Dunque: volontariato come “gigantesco patrimonio” e impegno del  Comune per “valorizzare e non disperdere questo pilastro vigoroso del territorio”.

Le due metafore sono suggestive e di forte impatto comunicativo. Pensare al volontariato come patrimonio rimanda ad una ricchezza; e qui vorremmo riuscire a capire di  che cosa sia fatta questa ricchezza. Non di denaro, certo, né di poteri istituzionali, né di strumentazione.  Forse di “capitale umano”, usando una brutta metafora che rimanda alla fabbrica. Certo, il volontariato è una ricchezza di disponibilità, di attenzioni, di cura proprie di persone verso altre persone. Dunque volontariato come patrimonio, come giacimento di umanità. 

Ci voleva il Covid 19  e le sofferenze derivanti per “riscoprire” questo elemento che è collante di ogni comunità. Lo sottolinea il sindaco, nelle sue dichiarazioni e possiamo soltanto condividere, sottolineando  tuttavia che se un senso di comunità è stato “riscoperto” vuol dire che esisteva, pur sottotraccia , pur se velato da altri valori meno sostanziali.

Ecco: quando si afferma che “nulla sarà come prima” vorremmo che quel nulla  – che richiama il vuoto – venisse riempito di cose, di concreti riferimenti a cui indirizzare il fare del dopo… Proviamo a fare un elenco?

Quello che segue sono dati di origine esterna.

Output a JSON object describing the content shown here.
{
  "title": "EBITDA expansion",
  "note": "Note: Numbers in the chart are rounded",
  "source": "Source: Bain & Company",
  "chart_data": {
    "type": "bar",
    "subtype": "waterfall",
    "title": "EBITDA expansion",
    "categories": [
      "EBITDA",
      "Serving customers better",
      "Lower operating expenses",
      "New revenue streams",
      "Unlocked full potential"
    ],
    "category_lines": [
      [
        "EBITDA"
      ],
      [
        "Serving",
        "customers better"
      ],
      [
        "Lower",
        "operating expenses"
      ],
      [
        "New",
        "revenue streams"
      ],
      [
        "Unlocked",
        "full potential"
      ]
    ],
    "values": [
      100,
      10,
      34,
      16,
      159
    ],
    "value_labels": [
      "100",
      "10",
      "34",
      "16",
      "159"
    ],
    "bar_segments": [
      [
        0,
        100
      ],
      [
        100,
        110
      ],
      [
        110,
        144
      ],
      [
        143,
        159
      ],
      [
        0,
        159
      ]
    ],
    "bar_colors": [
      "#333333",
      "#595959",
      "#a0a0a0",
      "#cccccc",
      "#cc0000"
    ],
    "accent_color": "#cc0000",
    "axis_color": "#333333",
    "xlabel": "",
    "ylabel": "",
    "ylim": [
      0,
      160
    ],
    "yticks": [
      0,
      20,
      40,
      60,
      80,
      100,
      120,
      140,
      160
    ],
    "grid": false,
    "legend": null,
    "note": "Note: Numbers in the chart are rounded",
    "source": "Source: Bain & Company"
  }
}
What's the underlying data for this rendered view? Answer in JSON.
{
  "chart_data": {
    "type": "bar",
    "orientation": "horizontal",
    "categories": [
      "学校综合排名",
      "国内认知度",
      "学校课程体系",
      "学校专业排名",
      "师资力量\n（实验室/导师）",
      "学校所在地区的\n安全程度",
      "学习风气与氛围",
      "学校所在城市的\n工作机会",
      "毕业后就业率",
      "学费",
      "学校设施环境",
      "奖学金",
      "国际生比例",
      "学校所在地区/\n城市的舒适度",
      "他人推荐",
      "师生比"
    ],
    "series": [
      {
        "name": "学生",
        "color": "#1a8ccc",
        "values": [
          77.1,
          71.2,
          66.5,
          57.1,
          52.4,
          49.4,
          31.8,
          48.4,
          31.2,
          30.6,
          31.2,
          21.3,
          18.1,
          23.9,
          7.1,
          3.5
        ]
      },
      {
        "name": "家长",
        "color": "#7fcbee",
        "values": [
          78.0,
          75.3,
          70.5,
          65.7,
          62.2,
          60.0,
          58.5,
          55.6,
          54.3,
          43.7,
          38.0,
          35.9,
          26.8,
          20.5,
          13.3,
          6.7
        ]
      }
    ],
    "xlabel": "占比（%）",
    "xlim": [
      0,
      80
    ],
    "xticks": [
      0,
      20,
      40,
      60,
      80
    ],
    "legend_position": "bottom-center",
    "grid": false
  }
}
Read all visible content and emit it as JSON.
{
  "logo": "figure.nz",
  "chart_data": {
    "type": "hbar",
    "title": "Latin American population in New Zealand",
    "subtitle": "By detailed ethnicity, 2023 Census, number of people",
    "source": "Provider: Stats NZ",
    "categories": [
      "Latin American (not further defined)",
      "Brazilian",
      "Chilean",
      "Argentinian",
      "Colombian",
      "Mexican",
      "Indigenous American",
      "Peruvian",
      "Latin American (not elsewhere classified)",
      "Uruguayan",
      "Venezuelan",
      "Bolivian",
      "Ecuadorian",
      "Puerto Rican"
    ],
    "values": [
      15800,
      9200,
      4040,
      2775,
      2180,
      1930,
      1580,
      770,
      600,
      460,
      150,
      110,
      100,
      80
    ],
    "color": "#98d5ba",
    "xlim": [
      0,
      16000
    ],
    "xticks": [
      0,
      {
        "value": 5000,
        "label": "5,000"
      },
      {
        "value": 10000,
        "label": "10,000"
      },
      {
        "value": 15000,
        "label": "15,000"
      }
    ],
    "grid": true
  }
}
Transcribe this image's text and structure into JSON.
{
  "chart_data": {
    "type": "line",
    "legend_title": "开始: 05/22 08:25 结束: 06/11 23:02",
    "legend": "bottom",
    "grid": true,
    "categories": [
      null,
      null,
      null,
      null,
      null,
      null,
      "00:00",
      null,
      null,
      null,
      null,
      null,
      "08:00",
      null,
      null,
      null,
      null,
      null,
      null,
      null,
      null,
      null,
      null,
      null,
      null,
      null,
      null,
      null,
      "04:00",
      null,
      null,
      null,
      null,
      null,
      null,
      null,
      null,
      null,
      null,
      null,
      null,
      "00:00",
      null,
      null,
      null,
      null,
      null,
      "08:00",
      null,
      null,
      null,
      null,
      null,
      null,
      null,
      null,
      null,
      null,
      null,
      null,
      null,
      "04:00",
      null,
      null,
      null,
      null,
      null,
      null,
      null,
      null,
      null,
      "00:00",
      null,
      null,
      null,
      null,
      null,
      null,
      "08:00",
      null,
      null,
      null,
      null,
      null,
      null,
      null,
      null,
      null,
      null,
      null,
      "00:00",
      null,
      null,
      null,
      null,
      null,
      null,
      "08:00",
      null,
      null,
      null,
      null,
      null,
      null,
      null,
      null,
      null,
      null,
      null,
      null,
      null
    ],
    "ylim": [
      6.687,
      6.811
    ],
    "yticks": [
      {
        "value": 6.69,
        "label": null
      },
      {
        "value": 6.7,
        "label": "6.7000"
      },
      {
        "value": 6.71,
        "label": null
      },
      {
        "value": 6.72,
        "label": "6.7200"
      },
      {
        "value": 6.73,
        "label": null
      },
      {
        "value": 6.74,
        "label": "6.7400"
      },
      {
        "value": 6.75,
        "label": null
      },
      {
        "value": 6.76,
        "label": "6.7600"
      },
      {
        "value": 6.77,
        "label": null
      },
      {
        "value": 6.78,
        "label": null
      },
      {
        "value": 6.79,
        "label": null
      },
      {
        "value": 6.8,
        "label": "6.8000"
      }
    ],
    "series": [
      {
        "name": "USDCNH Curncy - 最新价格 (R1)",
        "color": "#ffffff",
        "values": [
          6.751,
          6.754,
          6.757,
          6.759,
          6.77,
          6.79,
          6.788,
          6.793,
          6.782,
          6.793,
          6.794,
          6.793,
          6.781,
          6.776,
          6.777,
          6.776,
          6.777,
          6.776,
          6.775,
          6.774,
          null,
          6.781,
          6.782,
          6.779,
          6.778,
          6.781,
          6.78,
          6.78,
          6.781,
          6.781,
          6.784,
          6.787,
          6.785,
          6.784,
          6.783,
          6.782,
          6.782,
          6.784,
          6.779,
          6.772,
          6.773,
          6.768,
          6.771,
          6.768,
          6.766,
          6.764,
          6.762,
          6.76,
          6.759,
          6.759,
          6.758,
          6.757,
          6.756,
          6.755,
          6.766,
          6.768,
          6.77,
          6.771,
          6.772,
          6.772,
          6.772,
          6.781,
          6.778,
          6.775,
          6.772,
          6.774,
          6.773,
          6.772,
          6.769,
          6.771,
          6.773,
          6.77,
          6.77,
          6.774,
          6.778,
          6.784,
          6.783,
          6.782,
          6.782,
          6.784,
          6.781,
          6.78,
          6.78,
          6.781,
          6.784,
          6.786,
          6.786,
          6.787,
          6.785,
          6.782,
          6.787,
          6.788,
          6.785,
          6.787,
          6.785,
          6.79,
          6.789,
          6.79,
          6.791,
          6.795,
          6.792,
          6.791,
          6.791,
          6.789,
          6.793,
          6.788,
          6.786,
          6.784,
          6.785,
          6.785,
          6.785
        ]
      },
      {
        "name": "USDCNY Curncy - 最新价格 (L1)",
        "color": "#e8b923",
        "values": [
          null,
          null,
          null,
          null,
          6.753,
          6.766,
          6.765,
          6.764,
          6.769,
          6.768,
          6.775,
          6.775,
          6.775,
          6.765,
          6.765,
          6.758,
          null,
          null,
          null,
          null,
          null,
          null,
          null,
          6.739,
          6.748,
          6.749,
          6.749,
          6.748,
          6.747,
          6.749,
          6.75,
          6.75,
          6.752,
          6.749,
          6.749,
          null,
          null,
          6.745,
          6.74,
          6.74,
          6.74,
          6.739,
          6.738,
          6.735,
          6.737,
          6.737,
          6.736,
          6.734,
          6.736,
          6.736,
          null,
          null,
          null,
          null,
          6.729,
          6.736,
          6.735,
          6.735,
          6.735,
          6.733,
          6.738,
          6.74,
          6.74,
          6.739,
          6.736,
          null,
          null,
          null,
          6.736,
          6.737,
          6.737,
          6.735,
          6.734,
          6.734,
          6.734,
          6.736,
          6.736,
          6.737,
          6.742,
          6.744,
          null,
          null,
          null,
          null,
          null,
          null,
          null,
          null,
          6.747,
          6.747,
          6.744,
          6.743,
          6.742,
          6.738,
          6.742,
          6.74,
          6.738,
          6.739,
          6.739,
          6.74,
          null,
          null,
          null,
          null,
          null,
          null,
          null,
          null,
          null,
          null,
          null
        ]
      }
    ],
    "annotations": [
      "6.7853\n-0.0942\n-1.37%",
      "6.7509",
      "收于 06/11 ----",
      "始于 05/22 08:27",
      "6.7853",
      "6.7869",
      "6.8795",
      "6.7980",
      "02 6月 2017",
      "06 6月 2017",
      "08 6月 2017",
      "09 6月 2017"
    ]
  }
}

  1. Togliere il “velo oscurante”  che ha coperto la capacità del volontariato di fare comunità, accreditandolo tra i soggetti di riferimento delle scelte fondamentali per la città e il territorio;
  2. Riposizionarlo all’interno delle priorità del bilancio comunale;
  3. Fare chiarezza istituzionale sull’associazionismo e le sue diverse nature rispetto al volontariato in ambito locale, nell’alveo della nuova legge sul Terzo Settore;
  4. Dare attenzione costante ai bisogni espressi dal volontariato, compreso quello di formazione per aumentarne la capacità di capire e agire a favore della propria comunità;
  5. Alfabetizzare e sensibilizzare le istituzioni pubbliche perché interpretino meglio i desideri del volontariato (tutto intero, in tutte le sue forme di intervento) senza settorializzarli negli ambiti di ciascuna associazione, ma integrandoli – finalmente e concretamente – nella logica di rete.